A national shortage of palliative medicine physicians is leaving tens of thousands of terminally ill patients without adequate end-of-life care, figures suggest.
The ageing population is driving demand for services, with a 10% year-on-year increase in MBS-subsidised palliative care services in the five years to 2015.
Expert groups are warning that demand outstrips supply with a national workforce of just 213 palliative care specialists, representing an average of 0.9 FTE per 100,000, less than the minimum recommended by the Australian and New Zealand Society of Palliative Medicine.
The situation is dire, according to Palliative Care Australia (PCA), which has called on the federal government to urgently fund more specialist trainee positions.
There is one palliative medicine physician for every 740 deaths [per year], PCA says in a pre-budget submission, which calls for the appointment of a palliative care commissioner and a national strategy.
The access problem is worsened by uneven workforce distribution, with 84% of specialists working mainly in major cities. State-to-state distribution is also uneven, with Tasmania having a ratio of 1.8 FTE specialists per 100,000, while Victoria has just 0.7.
This means for many “access to community-based palliative care is determined by where they live, rather than where they would prefer to die”.
PCA chief executive Liz Calligan says an estimated 80,000 people are missing out on needed palliative care annually.
“We have around 160,000 deaths per year, and three quarters are expected from malignant or non-malignant chronic disease.
“You could say those people would benefit from access to palliative care. That leaves 120,000 could benefit from accessing it and at the moment palliative care physicians have consulted with 40,000 so that means around 80,000 are missing out on specialist palliative care – they might be getting some, but it’s very hard to quantify.”
Another issue is that palliative medicine physicians can’t provide MBS-subsidised inpatient case conferencing or family meetings, which other specialists can.
Australian and New Zealand Society of Palliative Medicine president Professor Meera Agar says that in some areas, it is difficult to provide patients with seamless care provision due to restrictive employment arrangements that prevent salaried doctors and palliative care case-managers delivering care across home, hospital and outpatient settings.

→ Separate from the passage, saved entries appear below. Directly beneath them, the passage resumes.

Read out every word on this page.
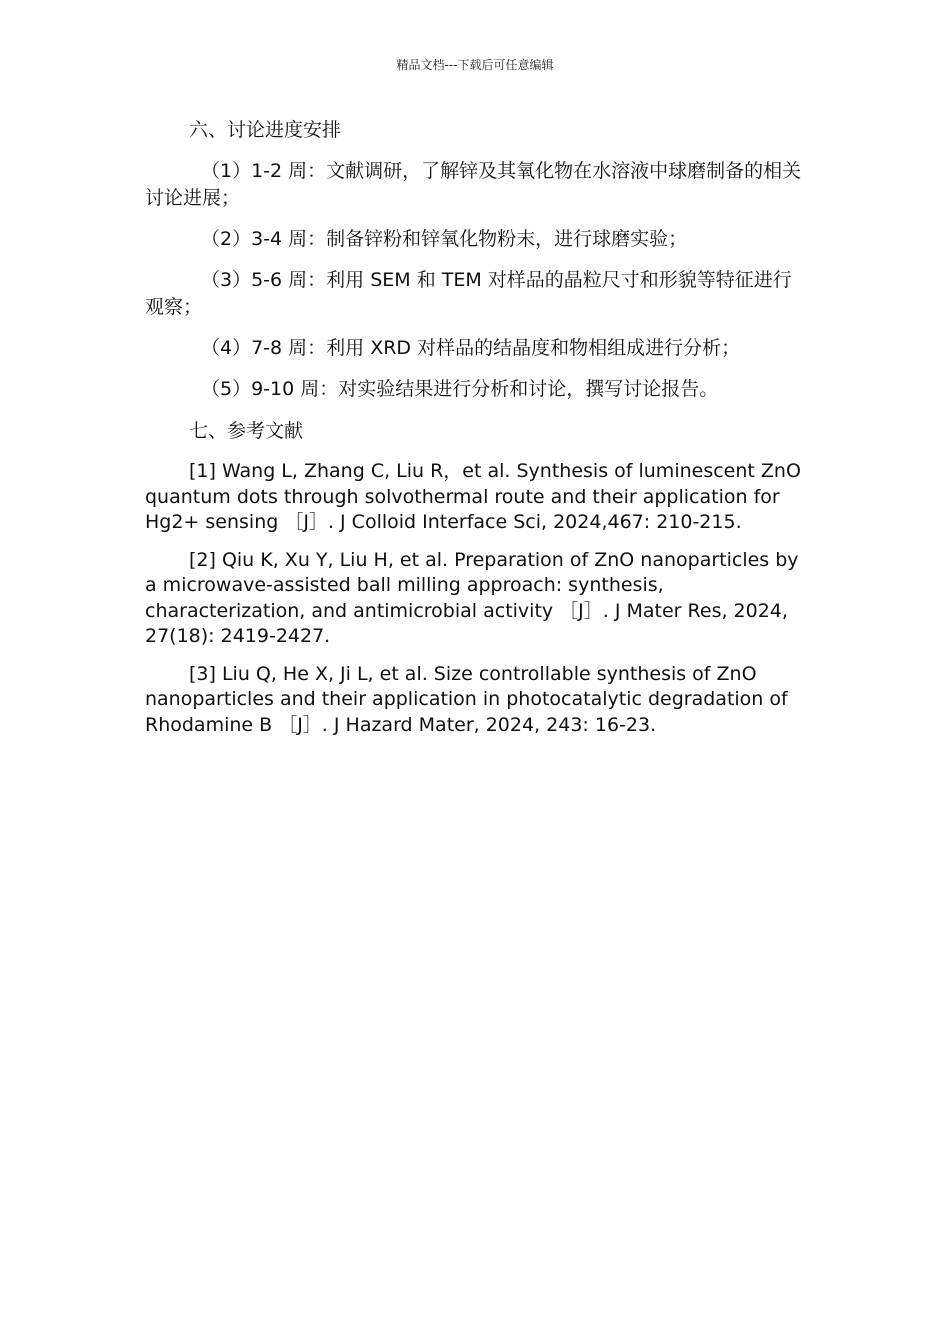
精品文档---下载后可任意编辑
六、讨论进度安排
（1）1-2 周：文献调研，了解锌及其氧化物在水溶液中球磨制备的相关讨论进展；
（2）3-4 周：制备锌粉和锌氧化物粉末，进行球磨实验；
（3）5-6 周：利用 SEM 和 TEM 对样品的晶粒尺寸和形貌等特征进行观察；
（4）7-8 周：利用 XRD 对样品的结晶度和物相组成进行分析；
（5）9-10 周：对实验结果进行分析和讨论，撰写讨论报告。
七、参考文献
[1] Wang L, Zhang C, Liu R，et al. Synthesis of luminescent ZnO quantum dots through solvothermal route and their application for Hg2+ sensing ［J］. J Colloid Interface Sci, 2024,467: 210-215.
[2] Qiu K, Xu Y, Liu H, et al. Preparation of ZnO nanoparticles by a microwave-assisted ball milling approach: synthesis, characterization, and antimicrobial activity ［J］. J Mater Res, 2024, 27(18): 2419-2427.
[3] Liu Q, He X, Ji L, et al. Size controllable synthesis of ZnO nanoparticles and their application in photocatalytic degradation of Rhodamine B ［J］. J Hazard Mater, 2024, 243: 16-23.
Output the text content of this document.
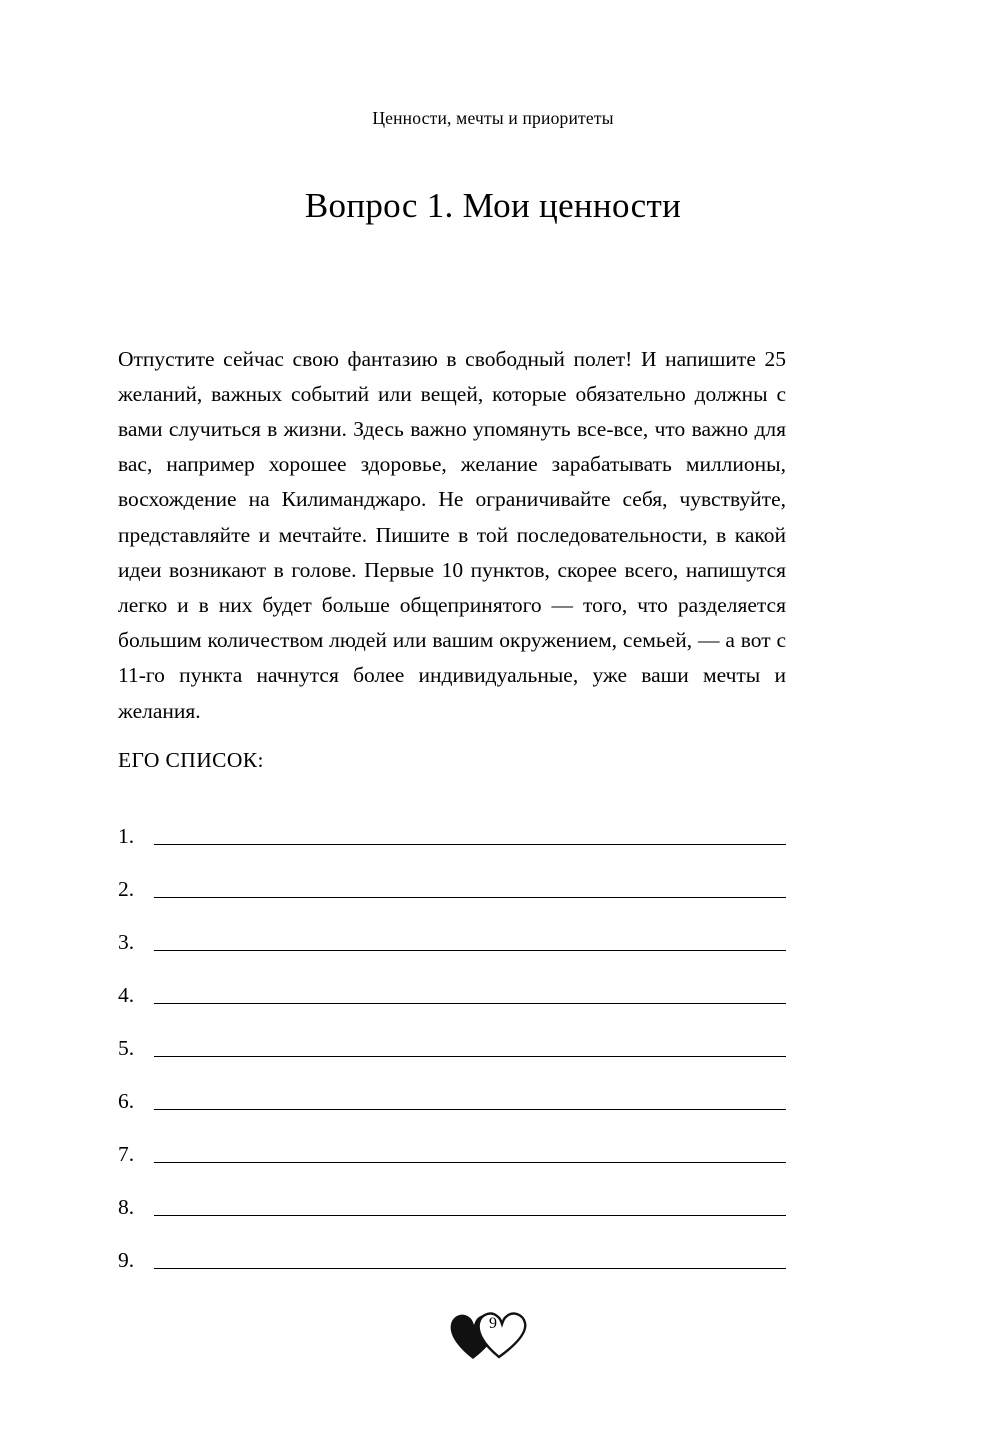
Ценности, мечты и приоритеты
Вопрос 1. Мои ценности

Отпустите сейчас свою фантазию в свободный полет! И напишите 25 желаний, важных событий или вещей, которые обязательно должны с вами случиться в жизни. Здесь важно упомянуть все-все, что важно для вас, например хорошее здоровье, желание зарабатывать миллионы, восхождение на Килиманджаро. Не ограничивайте себя, чувствуйте, представляйте и мечтайте. Пишите в той последовательности, в какой идеи возникают в голове. Первые 10 пунктов, скорее всего, напишутся легко и в них будет больше общепринятого — того, что разделяется большим количеством людей или вашим окружением, семьей, — а вот с 11-го пункта начнутся более индивидуальные, уже ваши мечты и желания.

ЕГО СПИСОК:
1.
2.
3.
4.
5.
6.
7.
8.
9.
9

ANZSPM recommends a minimum ratio of 1 FTE palliative medicine physician per 100,000 patients, but Professor Agar says a higher ratio may be needed in rural areas where one physician covers a large geographical area, unless telehealth and other innovative models are more widely adopted.
As for just how many more physicians are needed to fill the workforce gap, the PCA hopes to answer that question when it releases modelling next month.
In 2014-15 65,000 of hospitalisations were palliative care related and 46% of patients who died as an admitted patient received palliative care.
In 2015, 99 doctors undertook palliative care physician training, the majority in adult medicine, and there was a 550% increase in new RACP fellows in the five years to 2014, according to a report by the Australian Institute of Health and Welfare.
“At present, the number of people wishing to die at home with the support of a community-based palliative care service far exceeds the availability of that care, particularly for those with illnesses other than cancer,” the PCA submission concludes.
“PCA draws attention to (a)…Productivity Commission Draft Report released in June 2017, which states that ‘without significant policy reform, tens of thousands of Australians will die in a way and in a place that does not reflect their values or their choices”.